Hannah tore off a banana from a bunch in a bowl and pulled up a stool on the opposite side of the island from the detective.
“Jacksonville, Florida.”
“What?”
“I don’t know, it’s a place. Just trying to help. Let’s talk about bacon. A side order, extra-crispy.” She started to peel the banana.
But Hardy wasn’t thinking about food. “He had time, you know. To drive down from the cabin, kill her, get rid of her body, and get back up there. He can’t prove he was there all night. It’s even possible he gave his buddy something to knock him out. But what’s the motive? He’d broken it off with that other woman. He didn’t have any huge insurance policy on her. If he’d killed her in a fit of rage, that could happen, but making the drive down, intending to kill her, that’s premeditation. And for premeditation, you need a motive. There has to be one. I just haven’t figured out what it is yet.”

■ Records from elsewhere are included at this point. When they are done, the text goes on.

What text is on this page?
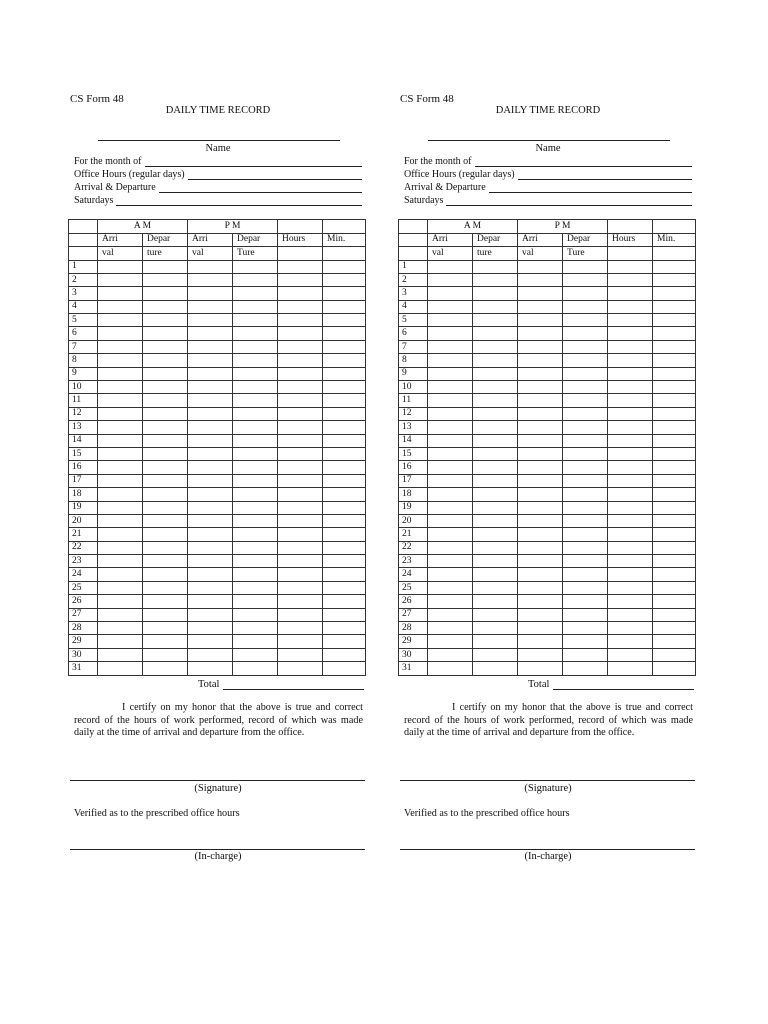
CS Form 48
DAILY TIME RECORD
Name
For the month of
Office Hours (regular days)
Arrival & Departure
Saturdays
	A M		P M			
	Arri	Depar	Arri	Depar	Hours	Min.
	val	ture	val	Ture		
1						
2						
3						
4						
5						
6						
7						
8						
9						
10						
11						
12						
13						
14						
15						
16						
17						
18						
19						
20						
21						
22						
23						
24						
25						
26						
27						
28						
29						
30						
31						
Total
I certify on my honor that the above is true and correct record of the hours of work performed, record of which was made daily at the time of arrival and departure from the office.
(Signature)
Verified as to the prescribed office hours
(In-charge)
CS Form 48
DAILY TIME RECORD
Name
For the month of
Office Hours (regular days)
Arrival & Departure
Saturdays
	A M		P M			
	Arri	Depar	Arri	Depar	Hours	Min.
	val	ture	val	Ture		
1						
2						
3						
4						
5						
6						
7						
8						
9						
10						
11						
12						
13						
14						
15						
16						
17						
18						
19						
20						
21						
22						
23						
24						
25						
26						
27						
28						
29						
30						
31						
Total
I certify on my honor that the above is true and correct record of the hours of work performed, record of which was made daily at the time of arrival and departure from the office.
(Signature)
Verified as to the prescribed office hours
(In-charge)
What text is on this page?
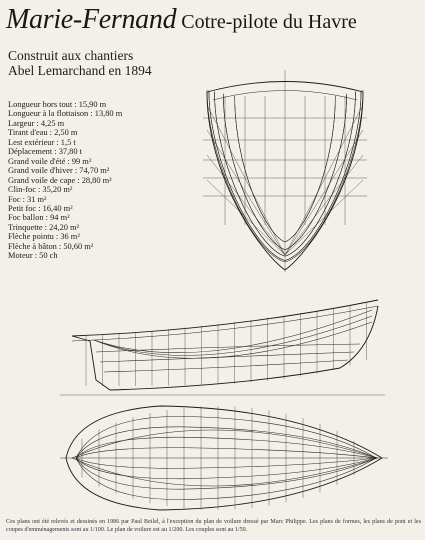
Marie-Fernand Cotre-pilote du Havre
Construit aux chantiers
Abel Lemarchand en 1894
Longueur hors tout : 15,90 m
Longueur à la flottaison : 13,80 m
Largeur : 4,25 m
Tirant d'eau : 2,50 m
Lest extérieur : 1,5 t
Déplacement : 37,80 t
Grand voile d'été : 99 m²
Grand voile d'hiver : 74,70 m²
Grand voile de cape : 28,80 m²
Clin-foc : 35,20 m²
Foc : 31 m²
Petit foc : 16,40 m²
Foc ballon : 94 m²
Trinquette : 24,20 m²
Flèche pointu : 36 m²
Flèche à bâton : 50,60 m²
Moteur : 50 ch
Ces plans ont été relevés et dessinés en 1986 par Paul Beilel, à l'exception du plan de voilure dressé par Marc Philippe. Les plans de formes, les plans de pont et les coupes d'emménagements sont au 1/100. Le plan de voilure est au 1/200. Les couples sont au 1/50.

Hannah broke off an inch of banana and popped it into her mouth. “I like this part.”
Hardy looked up again. “What?”
“It’s like seeing the inside of a computer or something. Watching you talk it through, thinking out loud. It’s interesting to watch.”
The kettle was starting to boil.
“You want some tea?” Hannah asked.
“Nothing for me.”
“Okay, then.” Hannah slid off the stool and opened a cupboard, where she found a box of tea bags.
“It’s usually the husband.”
“Say again?”
“When something happens to a wife, it’s usually the husband.”
Hannah dropped a tea bag into a cup and poured in some water. “But is that how you usually operate? Based on statistics? I thought you went into each case with eyes open, no presuppositions. No tunnel-vision stuff.”
Hardy studied her for a moment, then said, “You mentioned something about bacon.”
“I did.”
“I’ll need a shower.”
“I’ll join you,” Hannah said.
Twenty-Nine
Andrew
Isabel wanted to meet for a coffee first, before taking me to the hospital to see Elizabeth. She suggested the Starbucks on the Boston Post Road, just west of the turnpike. When I got there, she was sitting at one of the outside tables, both hands wrapped around a paper cup as if using it to keep herself warm, even though it was about seventy-five degrees out. There was a second cup on the other side of the table.
“I took a chance on a latte,” she said. “It’s still warm. I just sat down.”
Isabel buying me a coffee had me wondering whether I’d entered the Twilight Zone. I didn’t know whether this was a peace offering or a trap. Maybe she had a sniper positioned somewhere across the road, ready to take me out.